The organisation was founded in 1964 by Lady Helen Brook, who, in the grand tradition of British eugenics, admitted being prompted by a desire to control the numbers of black babies being born as a result of Commonwealth immigration, and the numbers of children being born to poor white girls: 

“[T]here are countless men and women, parents, who are too selfish, too ignorant, too lazy to be bothered about their children’s general education. From birth till death it is now the privilege of the parental State to take major decisions – objective, unemotional, the State weighs up what is best for the child.” 

Her centres pioneered the provision of contraception to the unmarried and then to under-age girls* -- a fact not unconnected with our decades-old scandal of organised sex abuse of under-age girls.

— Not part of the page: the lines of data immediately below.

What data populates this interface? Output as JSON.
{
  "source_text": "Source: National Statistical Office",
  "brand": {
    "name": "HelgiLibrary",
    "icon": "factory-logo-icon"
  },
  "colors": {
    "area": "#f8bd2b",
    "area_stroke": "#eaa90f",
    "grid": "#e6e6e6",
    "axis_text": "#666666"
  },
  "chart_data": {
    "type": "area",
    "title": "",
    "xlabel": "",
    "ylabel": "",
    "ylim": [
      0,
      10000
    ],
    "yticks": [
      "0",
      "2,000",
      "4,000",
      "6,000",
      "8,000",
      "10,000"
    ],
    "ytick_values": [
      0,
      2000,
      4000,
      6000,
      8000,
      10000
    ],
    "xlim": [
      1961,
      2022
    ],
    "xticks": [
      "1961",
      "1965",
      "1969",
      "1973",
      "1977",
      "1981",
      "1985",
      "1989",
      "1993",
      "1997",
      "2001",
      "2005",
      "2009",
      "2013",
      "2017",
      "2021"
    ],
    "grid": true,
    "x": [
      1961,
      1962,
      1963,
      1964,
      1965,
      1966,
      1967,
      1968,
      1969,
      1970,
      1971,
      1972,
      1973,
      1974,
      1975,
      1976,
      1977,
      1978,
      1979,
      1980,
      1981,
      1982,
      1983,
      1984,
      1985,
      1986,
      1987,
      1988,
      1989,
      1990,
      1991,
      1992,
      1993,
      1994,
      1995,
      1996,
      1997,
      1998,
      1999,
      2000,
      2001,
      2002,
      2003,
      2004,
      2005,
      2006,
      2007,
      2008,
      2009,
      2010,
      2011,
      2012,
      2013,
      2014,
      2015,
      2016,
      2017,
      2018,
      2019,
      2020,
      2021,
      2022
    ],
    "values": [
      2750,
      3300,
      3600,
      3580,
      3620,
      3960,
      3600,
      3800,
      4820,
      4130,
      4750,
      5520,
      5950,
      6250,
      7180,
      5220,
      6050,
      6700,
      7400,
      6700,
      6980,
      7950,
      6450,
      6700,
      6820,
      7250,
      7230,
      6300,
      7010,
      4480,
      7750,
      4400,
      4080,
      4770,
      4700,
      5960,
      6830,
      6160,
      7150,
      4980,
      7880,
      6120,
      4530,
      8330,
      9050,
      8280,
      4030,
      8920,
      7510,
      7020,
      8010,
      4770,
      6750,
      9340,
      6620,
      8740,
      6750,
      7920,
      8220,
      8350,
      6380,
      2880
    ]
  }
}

Today, the organisation says it is proud to be a partner with the Sex Education Forum which campaigns against abstinence education for children;** far from promoting choice, it effectively campaigns against the choice not to be sexually active.

It is organisations like the Brook, with their “parental State” idea of controlling all citizens’ private lives, that the government has listened to in drawing up its plans to make a power grab for the innocence of childhood, gambling that parents will be “too selfish, too ignorant, too lazy” to do anything about it.

While claiming to equip children to assert their autonomy, they are actually disempowering them by teaching them that they cannot help having sex. They teach that boys and girls are exactly the same, but that girls have the unfortunate tendency to produce babies, which must be avoided at all costs – and then they use the resultant rise in sexual harassment to argue that the same failed philosophy must be taught to even younger children. 

The Judeo-Christian concept of free will has gone out of the window as far as sex is concerned. The government insists that we should exercise free will when it comes to eating, drinking and driving, but when it comes to “sex and relationships” the only responsibility they teach impressionable children is to avoid having children themselves.

And with the imminent introduction of lessons about homosexuality and “being transgender” they have found even more inventive ways of curbing reproduction, all while appearing go-ahead.

It would come as a surprise to the Rev Thomas Malthus to learn that promoting sex is now regarded as the most effective way of controlling the population; but we all need to learn this lesson while there is still time to prevent the rise of a very modern form of totalitarianism – one supposedly based on “freedom”.

Ann Farmer lives in the UK. She is the author of By Their Fruits: Eugenics, Population Control, and the Abortion Campaign (CUAP, 2008); The Language of Life: Christians Facing the Abortion Challenge (St Pauls, 1995), and Prophets & Priests: the Hidden Face of the Birth Control Movement (St Austin Press, 2002).

Notes:

*Helen Brook, Letter, The Times, December 10, 1984, quoted in E. S. Williams, Lessons in Depravity: Sex education and the sexual revolution (London: Belmont House Publishing, 2003), pp. 177-178.

**E. S. Williams, Lessons in Depravity: Sex education and the sexual revolution (London: Belmont House Publishing, 2003), p. 224).